No Hard Knocks in Cleveland

While the Bengals may be allowing HBO into their locker rooms, Eric Mangini says with no room for response: "No way".

Hard Knocks for the Browns someday?

Hardly.

At least not while Eric Mangini is head coach.

The AFC North rival Cincinnati Bengals are this year's willing participant to be the subject for ESPN's popular Hard Knocks series that gives an inside look – a really inside look, in some instances – at NFL teams. Asked if he would consider volunteering the Browns for such duty someday, Mangini said simply and succinctly during OTAs, "No."

He added, "I think the more you just focus on what you're doing -- and this isn't a judgment on anyone that does it at all – then the better off you are. For me, personally, I'd rather have less cameras in the meeting room."

As he said that, he looked at a line of cameras at the back of the media room. That was more than enough for him.

But to be fair to Mangini, he certainly isn't the first Browns head coach who has been a firm believer that less is more when it comes to media exposure. Mangini's mentor, Bill Belichick, would have barred the media completely for all five of his seasons in Cleveland if he thought he could have gotten away with it. He closed off media access in a lot of ways that had been present in the tenure of his predecessor, Bud Carson, and of those before Carson.

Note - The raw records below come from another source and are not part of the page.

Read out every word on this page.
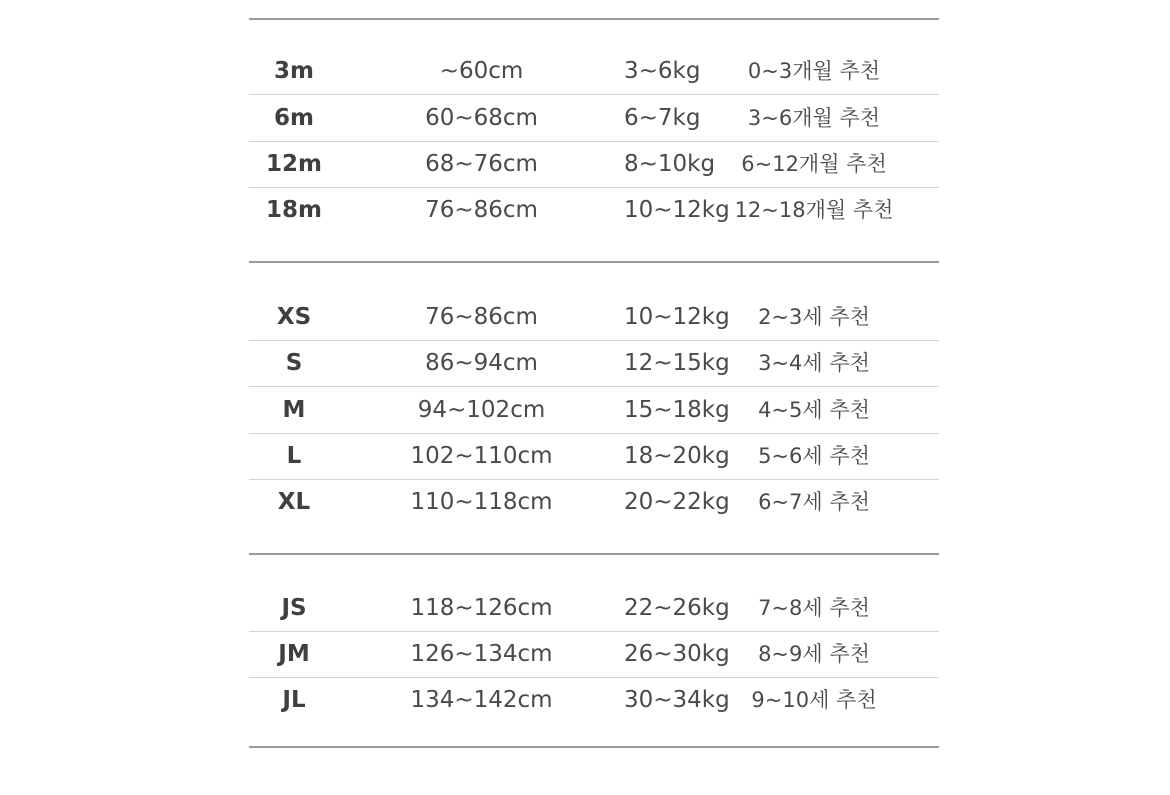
3m	~60cm	3~6kg	0~3개월 추천
6m	60~68cm	6~7kg	3~6개월 추천
12m	68~76cm	8~10kg	6~12개월 추천
18m	76~86cm	10~12kg 12~18개월 추천
XS	76~86cm	10~12kg	2~3세 추천
S	86~94cm	12~15kg	3~4세 추천
M	94~102cm	15~18kg	4~5세 추천
L	102~110cm	18~20kg	5~6세 추천
XL	110~118cm	20~22kg	6~7세 추천
JS	118~126cm	22~26kg	7~8세 추천
JM	126~134cm	26~30kg	8~9세 추천
JL	134~142cm	30~34kg	9~10세 추천
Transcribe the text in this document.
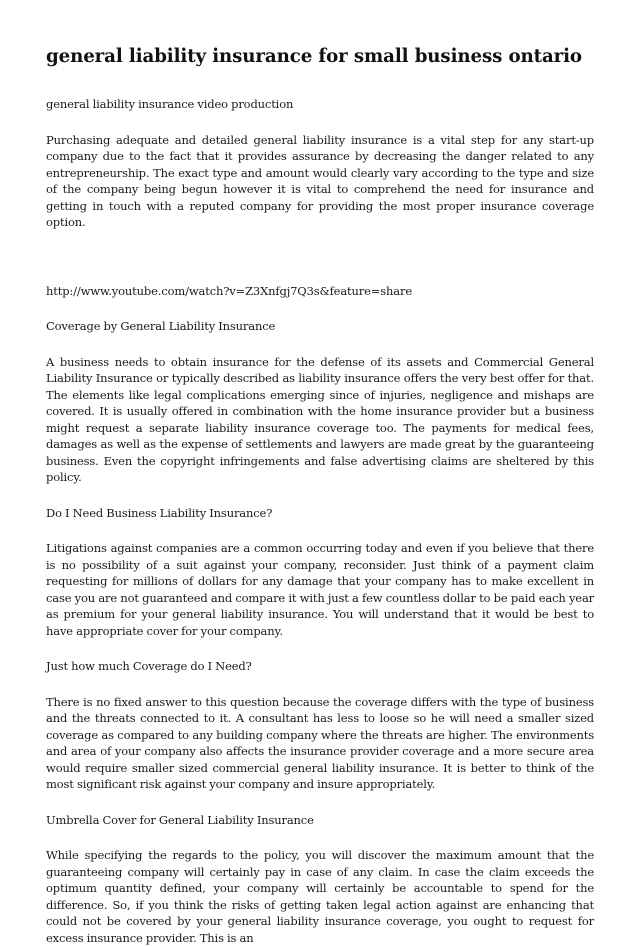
general liability insurance for small business ontario

general liability insurance video production

Purchasing adequate and detailed general liability insurance is a vital step for any start-up company due to the fact that it provides assurance by decreasing the danger related to any entrepreneurship. The exact type and amount would clearly vary according to the type and size of the company being begun however it is vital to comprehend the need for insurance and getting in touch with a reputed company for providing the most proper insurance coverage option.

http://www.youtube.com/watch?v=Z3Xnfgj7Q3s&feature=share

Coverage by General Liability Insurance

A business needs to obtain insurance for the defense of its assets and Commercial General Liability Insurance or typically described as liability insurance offers the very best offer for that. The elements like legal complications emerging since of injuries, negligence and mishaps are covered. It is usually offered in combination with the home insurance provider but a business might request a separate liability insurance coverage too. The payments for medical fees, damages as well as the expense of settlements and lawyers are made great by the guaranteeing business. Even the copyright infringements and false advertising claims are sheltered by this policy.

Do I Need Business Liability Insurance?

Litigations against companies are a common occurring today and even if you believe that there is no possibility of a suit against your company, reconsider. Just think of a payment claim requesting for millions of dollars for any damage that your company has to make excellent in case you are not guaranteed and compare it with just a few countless dollar to be paid each year as premium for your general liability insurance. You will understand that it would be best to have appropriate cover for your company.

Just how much Coverage do I Need?

There is no fixed answer to this question because the coverage differs with the type of business and the threats connected to it. A consultant has less to loose so he will need a smaller sized coverage as compared to any building company where the threats are higher. The environments and area of your company also affects the insurance provider coverage and a more secure area would require smaller sized commercial general liability insurance. It is better to think of the most significant risk against your company and insure appropriately.

Umbrella Cover for General Liability Insurance

While specifying the regards to the policy, you will discover the maximum amount that the guaranteeing company will certainly pay in case of any claim. In case the claim exceeds the optimum quantity defined, your company will certainly be accountable to spend for the difference. So, if you think the risks of getting taken legal action against are enhancing that could not be covered by your general liability insurance coverage, you ought to request for excess insurance provider. This is an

Butch Davis, who coached from 2001 until late in the '04 season when he resigned, slammed the door shut, too. WKYC-TV, which has had the rights to telecast Browns preseason games during the expansion era, approached Davis with the idea of following him around with a camera to document the life of an NFL head coach getting ready on game day for a preseason contest.

After the TV representative gave his long, detailed description of what the process would consist of, he asked Davis, "So, Coach, you go ahead and think about it for a while and then let us know what you think, OK?"

Before the rep could even turn around and walk away, Davis replied tersely and dryly, "I've already thought about it, and the answer is no."

"No." Whether the coach is Davis or Mangini, that one word doesn't leave much – if any – room for debate.

Sam Rutigliano and Blanton Collier may be two of the more accessible and accommodating coaches the Browns have ever had. In 1981, Rutigliano granted permission for The Cleveland Plain Dealer's Browns beat reporter, Russ Schneider, to interview Browns offensive coordinator Jim Garrett before each week's contest about the general parts of the game plan. Needless to say, that lasted only that one season. Was there any coincidence the Browns slipped from 11-5 the year before to 5-11? Who knows? But it probably don't help the situation.

And in the 1960s, when the Collier-coached Browns were regularly going to playoff and championship games, fans used to line the field to watch practice that particular week. Getting that inside look in the flesh of a team – the local team -- in the postseason had to be a whole lot better than getting it of an out-of-town club by watching some taped TV series.